守孝期间虽说要忌荤,但还是有漏洞可钻的。
主子们吃虾仁,那虾头、虾籽就归大厨房处理了。
至于怎么处理,主子就不会管了。
不过现在已经过了产虾籽的时候,只能偶尔看到了。
春暖拿来两个大腕,开始揪虾头,弄虾籽。
不过也没多弄,她也不知道桂花婶中午需要用多少虾。
再说她就准备炒一个菜,这些虾头足够了。
倒是可以留些虾头,明天熬粥吃。
桂花婶给众人都安排了活儿,多是摘菜、洗菜,然后她自己切菜。
人多力量大,就像桂花婶说的,八道菜还是很容易的。
在桂花婶做菜的时候,香棋和春暖也都在做。
香棋做的是她们中午要吃的,烩豆腐、蒜泥炒青菜。
春暖放了稍微多些油,然后开始下洗干净的虾头。
没有厨房纸巾,虾头上有水,避免不了开始溅油。
春暖捂着脸开始往后躲。
这样子倒是像极了做菜新手。
桂花婶让她小心点,不行就别逞能。
香棋这边也腾不开手,不过还是问她需不需要帮忙把铁锅搬下来。
她们用的都是小排灶,铁锅是能直接搬动的。
“没事。
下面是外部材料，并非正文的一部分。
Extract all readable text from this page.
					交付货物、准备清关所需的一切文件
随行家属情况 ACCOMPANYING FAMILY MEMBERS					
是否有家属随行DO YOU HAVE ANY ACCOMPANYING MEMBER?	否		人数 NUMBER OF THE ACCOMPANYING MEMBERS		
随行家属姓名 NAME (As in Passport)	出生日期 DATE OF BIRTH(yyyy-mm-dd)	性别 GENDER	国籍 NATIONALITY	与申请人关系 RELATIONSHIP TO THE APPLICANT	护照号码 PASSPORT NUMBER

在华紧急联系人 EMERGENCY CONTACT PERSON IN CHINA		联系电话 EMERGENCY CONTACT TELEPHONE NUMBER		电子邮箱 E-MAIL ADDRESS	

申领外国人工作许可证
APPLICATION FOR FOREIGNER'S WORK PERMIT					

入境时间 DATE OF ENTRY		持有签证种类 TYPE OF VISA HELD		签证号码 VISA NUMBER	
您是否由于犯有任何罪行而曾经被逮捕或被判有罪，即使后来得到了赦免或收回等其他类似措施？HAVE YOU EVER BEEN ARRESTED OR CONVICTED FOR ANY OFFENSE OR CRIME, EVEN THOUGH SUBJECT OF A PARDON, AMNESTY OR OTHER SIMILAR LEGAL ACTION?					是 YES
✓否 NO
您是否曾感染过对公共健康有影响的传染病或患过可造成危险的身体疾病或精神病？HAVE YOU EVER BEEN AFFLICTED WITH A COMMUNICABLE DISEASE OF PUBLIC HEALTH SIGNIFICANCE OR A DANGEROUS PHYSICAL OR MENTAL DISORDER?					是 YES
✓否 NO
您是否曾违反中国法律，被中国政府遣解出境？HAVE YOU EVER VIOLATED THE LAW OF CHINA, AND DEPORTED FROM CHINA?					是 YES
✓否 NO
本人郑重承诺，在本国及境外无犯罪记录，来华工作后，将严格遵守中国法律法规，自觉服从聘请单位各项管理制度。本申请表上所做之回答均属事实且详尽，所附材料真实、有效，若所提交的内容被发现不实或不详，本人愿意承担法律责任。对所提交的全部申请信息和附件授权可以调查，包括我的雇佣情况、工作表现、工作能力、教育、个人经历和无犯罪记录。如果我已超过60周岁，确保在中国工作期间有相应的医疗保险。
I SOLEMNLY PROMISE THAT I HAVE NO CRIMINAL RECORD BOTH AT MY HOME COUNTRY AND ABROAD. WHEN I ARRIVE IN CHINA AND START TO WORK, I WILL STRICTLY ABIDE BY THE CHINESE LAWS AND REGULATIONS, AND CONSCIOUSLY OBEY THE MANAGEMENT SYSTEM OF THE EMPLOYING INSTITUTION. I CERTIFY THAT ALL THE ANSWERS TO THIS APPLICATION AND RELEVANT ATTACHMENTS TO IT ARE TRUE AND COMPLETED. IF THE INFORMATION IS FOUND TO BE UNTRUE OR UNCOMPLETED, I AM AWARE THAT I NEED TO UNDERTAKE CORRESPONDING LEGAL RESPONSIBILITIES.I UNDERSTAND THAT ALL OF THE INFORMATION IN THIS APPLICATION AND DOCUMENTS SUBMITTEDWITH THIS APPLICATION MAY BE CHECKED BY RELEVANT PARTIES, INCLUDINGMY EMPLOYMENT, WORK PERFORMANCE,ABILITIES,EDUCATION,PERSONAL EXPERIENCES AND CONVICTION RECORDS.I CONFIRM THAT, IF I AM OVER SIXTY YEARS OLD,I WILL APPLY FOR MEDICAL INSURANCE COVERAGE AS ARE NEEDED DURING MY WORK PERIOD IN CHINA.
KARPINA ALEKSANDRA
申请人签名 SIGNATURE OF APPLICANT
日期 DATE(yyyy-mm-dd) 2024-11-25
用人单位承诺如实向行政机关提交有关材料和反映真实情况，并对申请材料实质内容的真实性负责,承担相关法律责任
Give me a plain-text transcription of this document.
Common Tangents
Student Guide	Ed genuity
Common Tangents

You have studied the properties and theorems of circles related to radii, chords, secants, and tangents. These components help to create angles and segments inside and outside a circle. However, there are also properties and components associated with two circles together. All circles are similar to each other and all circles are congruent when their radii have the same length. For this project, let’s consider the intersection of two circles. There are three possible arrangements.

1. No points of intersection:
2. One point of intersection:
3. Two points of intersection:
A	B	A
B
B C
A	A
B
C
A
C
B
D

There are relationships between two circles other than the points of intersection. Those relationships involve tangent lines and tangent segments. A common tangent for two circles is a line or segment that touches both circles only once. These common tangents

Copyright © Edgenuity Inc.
”春暖毫不犹豫的拒绝了,她在熙朝第一次做菜怎么能这么半途而废呢。
溅油不怕,她直接找来一个小锅盖,挡在面前。
开始翻动虾头,虾头熟了很快,变成红粉色后,慢慢就开始出虾油了。
这时候就没有溅油现象了。
安全了,春暖放下锅盖,这木头锅盖还挺沉。
将虾头挑出去扔掉。
直接下豌豆翻炒,她个头小,所以是踩着个小板凳的。
不过这不耽误,她已经习惯了,想当年她在大厨房熬粥,还直接蹲灶台呢。
看到豌豆变色,就放水,春暖直接放热水,这是习惯问题,她上辈子炖菜都会放热水。
然后放上锅盖闷个两三分钟,豌豆很嫩,很好熟的。
然后就是放盐盛盘,再撒点嫩葱花做点缀,完美。
“这葱应该最开始放,用油炸下才香,现在放没用的。”香棋以为春暖记错放葱花的顺序了呢。
“呃…”春暖真不想解释,代沟啊。“这是我独创的。”爱咋咋地。